Not taking the hint he came into her office, closed the door, and sat. His hair and coat were damp, and snowmelt trickled down his face. He reeked of alcohol, even more than usual, even from across the room. So what had he been psyching himself up for?
Carlos said, “The ground is still too warm for anything to stick for long, but the snow is pretty heavy for this early in the season.”
“Tell me you didn’t interrupt my work to prattle about the weather.”
“I’ve been in the yard, talking through the fence with Antonio.” Picking up on her frown, at least, he added, “Relax. Without any kids in earshot.”
“And?”
“It’s not just this region experiencing an unseasonably cold fall. It’s most of the northern hemisphere. It can’t be an accident that the icecaps have grown every year.”
“Per Antonio.”
“Yes.” Carlos took a while picking his next words. “It’s not weather that concerns me, Li, but climate. The climate is getting colder. I’ve seen the downlinks from the moons and—”

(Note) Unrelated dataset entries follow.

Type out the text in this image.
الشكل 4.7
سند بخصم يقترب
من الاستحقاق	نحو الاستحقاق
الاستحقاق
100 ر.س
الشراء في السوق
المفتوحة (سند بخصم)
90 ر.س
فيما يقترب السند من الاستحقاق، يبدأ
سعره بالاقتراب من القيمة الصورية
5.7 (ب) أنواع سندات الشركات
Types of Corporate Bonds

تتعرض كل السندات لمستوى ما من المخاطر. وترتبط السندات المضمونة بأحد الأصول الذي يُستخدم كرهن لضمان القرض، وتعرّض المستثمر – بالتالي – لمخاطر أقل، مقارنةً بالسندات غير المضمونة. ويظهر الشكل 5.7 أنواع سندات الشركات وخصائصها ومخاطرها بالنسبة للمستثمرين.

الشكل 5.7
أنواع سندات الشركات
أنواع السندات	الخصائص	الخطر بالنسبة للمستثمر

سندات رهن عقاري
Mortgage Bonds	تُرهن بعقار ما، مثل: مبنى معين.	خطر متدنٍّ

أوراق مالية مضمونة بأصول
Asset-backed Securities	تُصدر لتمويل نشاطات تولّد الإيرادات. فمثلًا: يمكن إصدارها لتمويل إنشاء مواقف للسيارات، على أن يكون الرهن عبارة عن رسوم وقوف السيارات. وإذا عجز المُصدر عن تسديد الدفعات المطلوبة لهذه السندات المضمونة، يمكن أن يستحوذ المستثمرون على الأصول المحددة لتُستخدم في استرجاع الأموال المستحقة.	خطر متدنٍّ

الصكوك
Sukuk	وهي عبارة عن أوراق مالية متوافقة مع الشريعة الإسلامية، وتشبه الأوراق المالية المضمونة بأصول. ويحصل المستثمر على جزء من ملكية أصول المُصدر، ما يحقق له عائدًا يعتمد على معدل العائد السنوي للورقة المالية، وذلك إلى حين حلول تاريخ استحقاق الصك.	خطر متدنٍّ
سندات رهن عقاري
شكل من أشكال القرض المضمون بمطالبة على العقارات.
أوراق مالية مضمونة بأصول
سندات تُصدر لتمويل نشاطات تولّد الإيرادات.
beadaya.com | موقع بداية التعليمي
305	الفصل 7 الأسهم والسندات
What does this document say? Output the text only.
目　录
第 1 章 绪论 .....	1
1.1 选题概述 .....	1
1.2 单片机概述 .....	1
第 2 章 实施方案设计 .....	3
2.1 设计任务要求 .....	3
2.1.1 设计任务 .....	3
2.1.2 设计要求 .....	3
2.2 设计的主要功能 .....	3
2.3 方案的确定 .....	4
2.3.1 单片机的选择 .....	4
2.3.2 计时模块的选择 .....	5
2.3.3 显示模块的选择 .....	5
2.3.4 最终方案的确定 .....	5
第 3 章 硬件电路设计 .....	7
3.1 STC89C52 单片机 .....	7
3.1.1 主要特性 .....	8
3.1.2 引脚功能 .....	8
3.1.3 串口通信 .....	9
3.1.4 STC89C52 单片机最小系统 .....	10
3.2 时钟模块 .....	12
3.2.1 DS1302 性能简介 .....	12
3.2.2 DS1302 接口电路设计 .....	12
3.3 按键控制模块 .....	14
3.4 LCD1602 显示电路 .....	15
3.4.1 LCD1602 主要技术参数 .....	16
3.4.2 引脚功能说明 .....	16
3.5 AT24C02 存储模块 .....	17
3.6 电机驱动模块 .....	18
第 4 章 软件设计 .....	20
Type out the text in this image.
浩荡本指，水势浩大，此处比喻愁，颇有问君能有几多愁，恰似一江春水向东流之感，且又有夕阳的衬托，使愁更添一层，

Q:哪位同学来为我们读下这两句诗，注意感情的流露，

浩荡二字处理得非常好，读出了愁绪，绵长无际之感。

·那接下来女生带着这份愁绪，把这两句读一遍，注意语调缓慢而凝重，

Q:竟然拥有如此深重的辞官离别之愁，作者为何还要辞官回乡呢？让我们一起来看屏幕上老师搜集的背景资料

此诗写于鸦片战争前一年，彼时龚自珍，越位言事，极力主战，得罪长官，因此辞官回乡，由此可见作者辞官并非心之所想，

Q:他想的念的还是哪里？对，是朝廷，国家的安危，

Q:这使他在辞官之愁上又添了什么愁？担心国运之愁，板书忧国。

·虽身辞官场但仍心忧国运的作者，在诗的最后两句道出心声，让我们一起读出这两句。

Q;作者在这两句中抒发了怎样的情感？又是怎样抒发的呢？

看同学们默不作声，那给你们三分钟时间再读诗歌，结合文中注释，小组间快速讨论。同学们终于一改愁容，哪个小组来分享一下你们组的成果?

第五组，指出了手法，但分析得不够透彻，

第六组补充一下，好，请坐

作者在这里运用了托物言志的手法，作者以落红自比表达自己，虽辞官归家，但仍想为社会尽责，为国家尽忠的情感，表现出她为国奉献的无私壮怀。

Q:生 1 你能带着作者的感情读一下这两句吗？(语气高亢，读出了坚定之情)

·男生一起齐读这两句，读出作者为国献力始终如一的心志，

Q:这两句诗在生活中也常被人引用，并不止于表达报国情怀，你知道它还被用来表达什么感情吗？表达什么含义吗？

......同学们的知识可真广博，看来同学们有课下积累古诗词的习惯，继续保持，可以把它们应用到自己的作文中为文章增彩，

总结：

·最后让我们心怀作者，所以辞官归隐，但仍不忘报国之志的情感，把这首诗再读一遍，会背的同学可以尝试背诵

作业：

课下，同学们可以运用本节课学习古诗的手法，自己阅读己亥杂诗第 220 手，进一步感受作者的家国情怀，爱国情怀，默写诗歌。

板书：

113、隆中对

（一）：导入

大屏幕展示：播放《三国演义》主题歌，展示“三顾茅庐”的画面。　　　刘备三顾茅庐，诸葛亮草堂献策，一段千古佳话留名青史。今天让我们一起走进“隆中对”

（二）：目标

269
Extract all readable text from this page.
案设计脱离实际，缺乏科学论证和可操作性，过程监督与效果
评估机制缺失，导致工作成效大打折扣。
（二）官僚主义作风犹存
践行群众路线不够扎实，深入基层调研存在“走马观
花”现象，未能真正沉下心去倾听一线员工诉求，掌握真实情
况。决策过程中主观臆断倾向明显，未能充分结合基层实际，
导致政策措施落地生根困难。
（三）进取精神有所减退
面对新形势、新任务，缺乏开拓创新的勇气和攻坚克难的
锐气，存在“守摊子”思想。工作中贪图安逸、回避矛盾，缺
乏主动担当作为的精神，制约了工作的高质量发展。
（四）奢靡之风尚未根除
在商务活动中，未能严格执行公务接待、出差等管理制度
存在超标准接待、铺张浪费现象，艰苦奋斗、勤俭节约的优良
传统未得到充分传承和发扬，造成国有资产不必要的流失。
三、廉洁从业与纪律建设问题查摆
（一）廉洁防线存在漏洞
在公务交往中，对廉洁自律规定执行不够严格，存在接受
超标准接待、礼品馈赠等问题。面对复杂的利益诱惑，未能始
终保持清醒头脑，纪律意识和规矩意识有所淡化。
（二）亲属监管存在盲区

“From observatories Antonio programmed.”
“Yes, but—”
“Let me guess. Antonio wants you to give him access to Marvin, or the full data archives, or networked instruments, or all three.”
“Well, yes.”
How could Carlos not see? Was it the booze or willful obtuseness? “We retain control because we have Marvin and the others don’t. Give Antonio access and how long do you suppose our control can last?”
“Let me rephrase. Antonio didn’t ask for access to Marvin. Not directly—”
“Climate. Floods. If those don’t convince us to lower our guard, they’ll be back with dire warnings of blood, boils, and locusts.”
Carlos sat forward, hands clasped, index fingers steepled. “Hear me out. Endeavour is just back from a trip collecting sediment cores.
“And how is that significant?”
Other than demonstrating that the peasants had too much free time on their hands. She must give them new assignments. Additional garments for the children, perhaps.